Sunday, March 28, 2010

Weekend Walks

Photo credit: Lee Karney/U.S. Fish and Wildlife Service

I am loving my weekend walks with my husband. Today was a real highlight, since we explored a trail on Mt. Tam while our son was playing a soccer scrimmage in San Rafael. We hiked up to Phoenix Lake, around it, and up Fish Gulch almost to Lake Lagunitas. The Fish Gulch trail was quiet--so quiet that we saw a bobcat trotting up the trail ahead of us.
Picture Source: ddebold and Animal Photos!

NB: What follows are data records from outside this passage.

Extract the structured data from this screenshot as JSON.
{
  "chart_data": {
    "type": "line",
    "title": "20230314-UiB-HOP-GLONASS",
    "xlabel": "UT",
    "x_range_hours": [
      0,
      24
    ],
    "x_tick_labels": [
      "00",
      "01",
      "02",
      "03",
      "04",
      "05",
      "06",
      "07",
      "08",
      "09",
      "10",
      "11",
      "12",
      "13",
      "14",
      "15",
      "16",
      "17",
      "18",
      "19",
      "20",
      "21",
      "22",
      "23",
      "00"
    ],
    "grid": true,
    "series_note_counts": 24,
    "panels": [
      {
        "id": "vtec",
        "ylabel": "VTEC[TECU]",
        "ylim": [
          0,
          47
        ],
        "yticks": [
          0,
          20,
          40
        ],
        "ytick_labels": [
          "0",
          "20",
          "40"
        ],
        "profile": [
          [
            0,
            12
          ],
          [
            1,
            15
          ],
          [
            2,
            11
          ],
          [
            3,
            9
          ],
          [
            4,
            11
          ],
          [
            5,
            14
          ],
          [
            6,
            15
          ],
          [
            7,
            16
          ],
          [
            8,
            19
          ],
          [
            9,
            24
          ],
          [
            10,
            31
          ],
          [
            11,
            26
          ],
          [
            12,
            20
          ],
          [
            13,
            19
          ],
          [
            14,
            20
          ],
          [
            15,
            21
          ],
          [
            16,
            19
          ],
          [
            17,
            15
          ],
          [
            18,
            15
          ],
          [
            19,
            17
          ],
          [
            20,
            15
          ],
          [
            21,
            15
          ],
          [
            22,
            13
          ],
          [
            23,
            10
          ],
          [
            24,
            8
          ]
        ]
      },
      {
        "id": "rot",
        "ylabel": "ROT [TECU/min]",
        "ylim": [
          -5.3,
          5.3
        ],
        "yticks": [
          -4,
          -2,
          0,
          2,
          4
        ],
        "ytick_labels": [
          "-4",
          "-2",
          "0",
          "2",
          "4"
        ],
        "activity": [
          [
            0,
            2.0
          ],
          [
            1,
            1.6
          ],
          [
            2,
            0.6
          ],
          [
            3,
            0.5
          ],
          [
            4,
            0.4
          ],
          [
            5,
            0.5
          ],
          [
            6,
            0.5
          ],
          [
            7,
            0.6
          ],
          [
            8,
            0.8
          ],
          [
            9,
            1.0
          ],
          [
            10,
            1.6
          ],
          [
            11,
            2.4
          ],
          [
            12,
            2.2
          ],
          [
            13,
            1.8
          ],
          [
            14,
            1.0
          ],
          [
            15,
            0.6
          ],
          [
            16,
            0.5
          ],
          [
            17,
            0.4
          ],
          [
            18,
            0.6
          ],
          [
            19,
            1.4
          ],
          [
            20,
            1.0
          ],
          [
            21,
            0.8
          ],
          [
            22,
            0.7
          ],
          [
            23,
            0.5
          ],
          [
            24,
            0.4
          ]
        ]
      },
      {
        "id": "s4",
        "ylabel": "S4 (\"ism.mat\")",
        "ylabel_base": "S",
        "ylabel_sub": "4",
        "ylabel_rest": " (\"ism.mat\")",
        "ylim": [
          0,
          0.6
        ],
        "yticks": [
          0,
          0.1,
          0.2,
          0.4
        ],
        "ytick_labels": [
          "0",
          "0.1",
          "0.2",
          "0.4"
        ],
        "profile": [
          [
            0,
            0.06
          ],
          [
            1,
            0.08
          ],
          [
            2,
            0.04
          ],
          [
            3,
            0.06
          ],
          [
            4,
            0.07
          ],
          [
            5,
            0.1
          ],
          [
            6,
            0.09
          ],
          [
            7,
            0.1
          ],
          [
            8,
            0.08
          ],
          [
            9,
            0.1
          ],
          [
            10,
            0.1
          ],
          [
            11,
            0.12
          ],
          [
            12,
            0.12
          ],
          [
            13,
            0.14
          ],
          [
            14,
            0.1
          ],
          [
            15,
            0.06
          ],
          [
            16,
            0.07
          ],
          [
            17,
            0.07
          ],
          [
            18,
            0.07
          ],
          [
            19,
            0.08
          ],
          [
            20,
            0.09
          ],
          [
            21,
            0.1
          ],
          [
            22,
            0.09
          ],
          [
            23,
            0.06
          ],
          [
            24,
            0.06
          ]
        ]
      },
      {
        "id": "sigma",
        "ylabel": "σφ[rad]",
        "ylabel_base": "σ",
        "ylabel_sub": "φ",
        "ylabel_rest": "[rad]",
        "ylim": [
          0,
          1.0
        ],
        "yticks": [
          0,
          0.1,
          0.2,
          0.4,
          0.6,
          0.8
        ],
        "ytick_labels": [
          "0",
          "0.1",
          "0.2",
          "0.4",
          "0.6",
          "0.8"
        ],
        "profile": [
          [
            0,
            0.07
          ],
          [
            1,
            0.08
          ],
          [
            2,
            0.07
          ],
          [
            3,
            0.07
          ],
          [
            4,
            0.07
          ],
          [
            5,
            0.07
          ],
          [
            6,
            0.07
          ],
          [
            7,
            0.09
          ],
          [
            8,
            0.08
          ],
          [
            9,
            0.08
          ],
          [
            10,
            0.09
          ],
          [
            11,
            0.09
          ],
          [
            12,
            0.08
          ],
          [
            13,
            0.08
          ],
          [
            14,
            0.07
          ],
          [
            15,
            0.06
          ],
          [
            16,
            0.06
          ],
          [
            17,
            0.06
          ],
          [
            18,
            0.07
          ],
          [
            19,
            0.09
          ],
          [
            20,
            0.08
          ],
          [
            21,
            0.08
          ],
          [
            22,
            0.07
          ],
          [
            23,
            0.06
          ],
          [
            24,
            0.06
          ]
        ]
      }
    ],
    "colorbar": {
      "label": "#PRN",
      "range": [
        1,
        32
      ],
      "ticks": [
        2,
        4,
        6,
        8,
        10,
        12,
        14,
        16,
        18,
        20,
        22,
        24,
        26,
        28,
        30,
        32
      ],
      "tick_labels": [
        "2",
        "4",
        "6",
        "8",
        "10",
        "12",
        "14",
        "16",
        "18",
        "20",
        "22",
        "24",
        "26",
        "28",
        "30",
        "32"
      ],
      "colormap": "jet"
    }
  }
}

The steep walls of the canyon were thick with redwoods and ferns. On our way down a Stellar's Jay made sure we knew he was there by flying across the trail and squawking at us. As in many wooded places, we heard many more birds than we saw, such as a hawk and the far-off knocking of a woodpecker. We saw only one other human in this canyon, on a bike, going down the other side. I felt like we had a glimpse of what Mt. Tam was like before humans logged it and built houses and roads on it.
When we came home I looked in my wildflower field guide to identify three of the wildflowers we saw. Here they are:
Checker Lily
Red Larkspur
Indian Warrior

Wildflower photos © Br. Alfred Brousseau, Saint Mary's College, from CalPhotos

(I forgot my camera so I had to find photos I could use online. It seems like there are more and more photos available now that can be used without securing permission. I always like to check because I want to respect photographers' wishes about how their photos are used.)

3 comments:

elizabeth said...

Were the Indian Warriors growing under a Manzanita grove? I think they have a synergistic relationship with Manzanita. Betsy

elizabeth said...

Whoops! I meant to say symbiotic! But actually after looking it up the relationship sounds like it might be parasitic. The warriors attach to the root system of the manzanita. I'm not sure if the manzanita gets anything out of the relationship. Betsy

Daphne said...

Wow, I wish I could remember if there were manzanita. I remember buckeye and bay since we commented on those trees. This was not in Fish Gulch where the redwoods were, however, but on a more open slope above Phoenix Lake.